SISMUC entra na Justiça para garantir adicional máximo de insalubridade a servidores da saúde que trabalharam durante a pandemia

O SISMUC, junto com sua assessoria jurídica, protocolou uma ação judicial nesta semana na Vara da Fazenda Pública do Tribunal de Justiça estadual, visando garantir o pagamento do adicional de insalubridade no grau máximo – 40% – a todos os profissionais da saúde que desempenharam suas funções durante a pandemia da Covid-19.

O adicional de instabilidade, previsto no Decreto Municipal nº 429/1985, é uma gratificação concedida aos trabalhadores expostos a atividades insalubres ou perigosas.

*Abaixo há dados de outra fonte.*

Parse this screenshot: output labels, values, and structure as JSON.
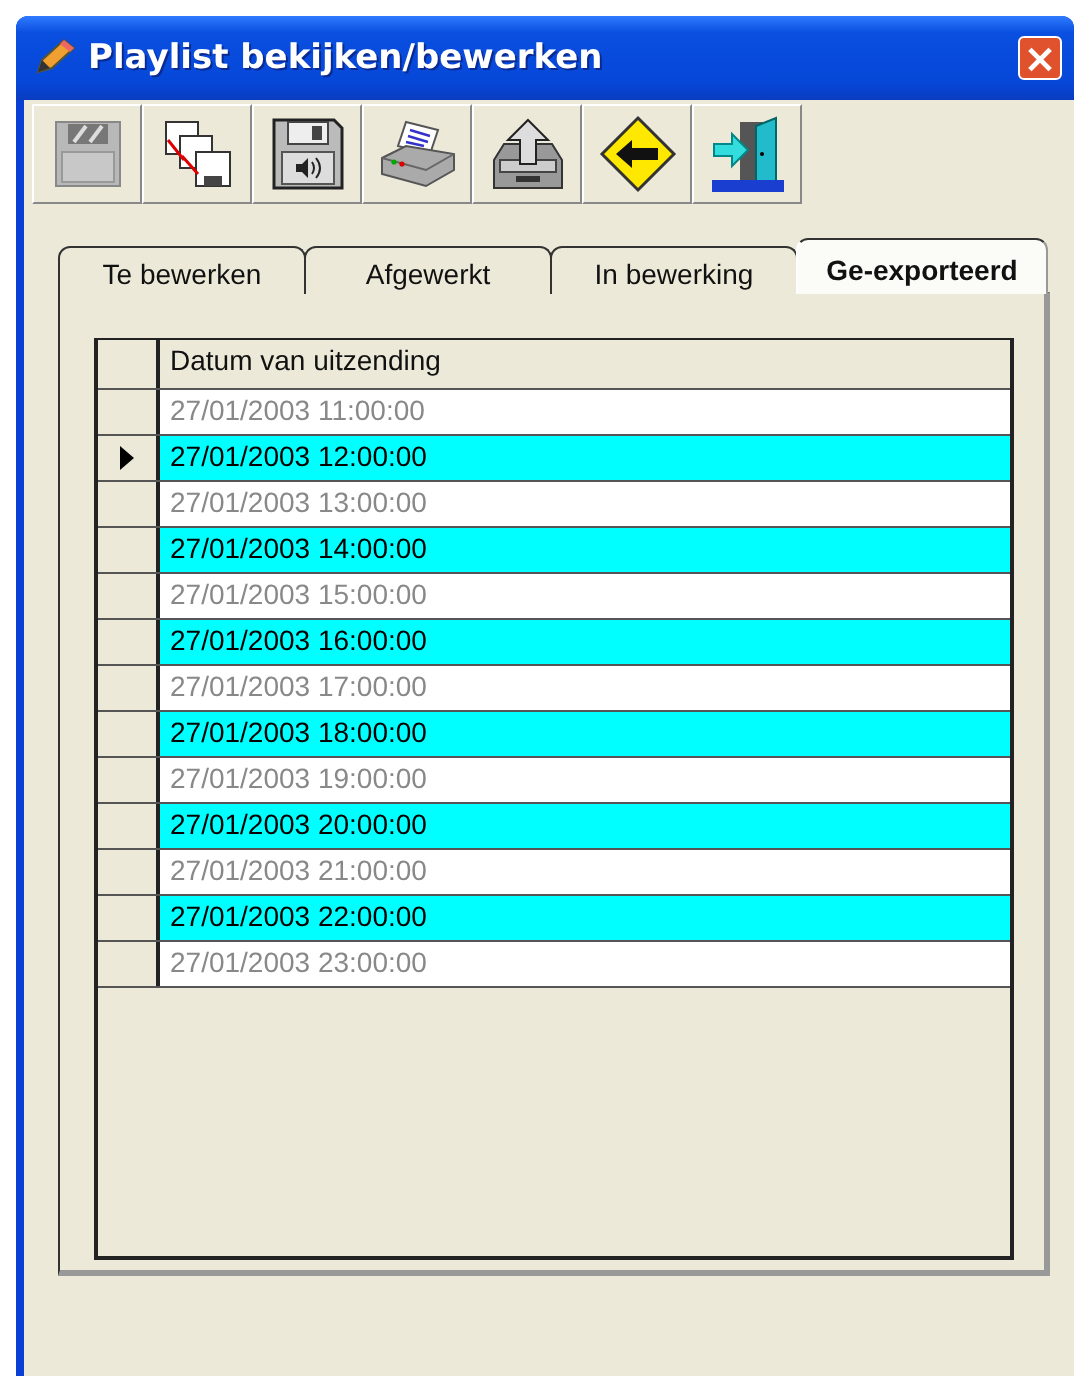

Segundo o artigo 9º do decreto, o percentual pago pode variar entre 20%, 30% e 40%, dependendo do grau de risco à saúde, calculado sobre o vencimento básico do servidor.

Durante a pandemia, conforme o decreto e o grau de exposição habitual estabelecido pelo município, todos os profissionais da saúde estiveram submetidos à máxima exposição aos riscos, justificando o pagamento do adicional no teto máximo de 40%. A solicitação é baseada no enquadramento do risco definido pelo Departamento de Saúde Ocupacional, que deve reconhecer o grau máximo para efeito de pagamento enquanto durar a situação de pandemia.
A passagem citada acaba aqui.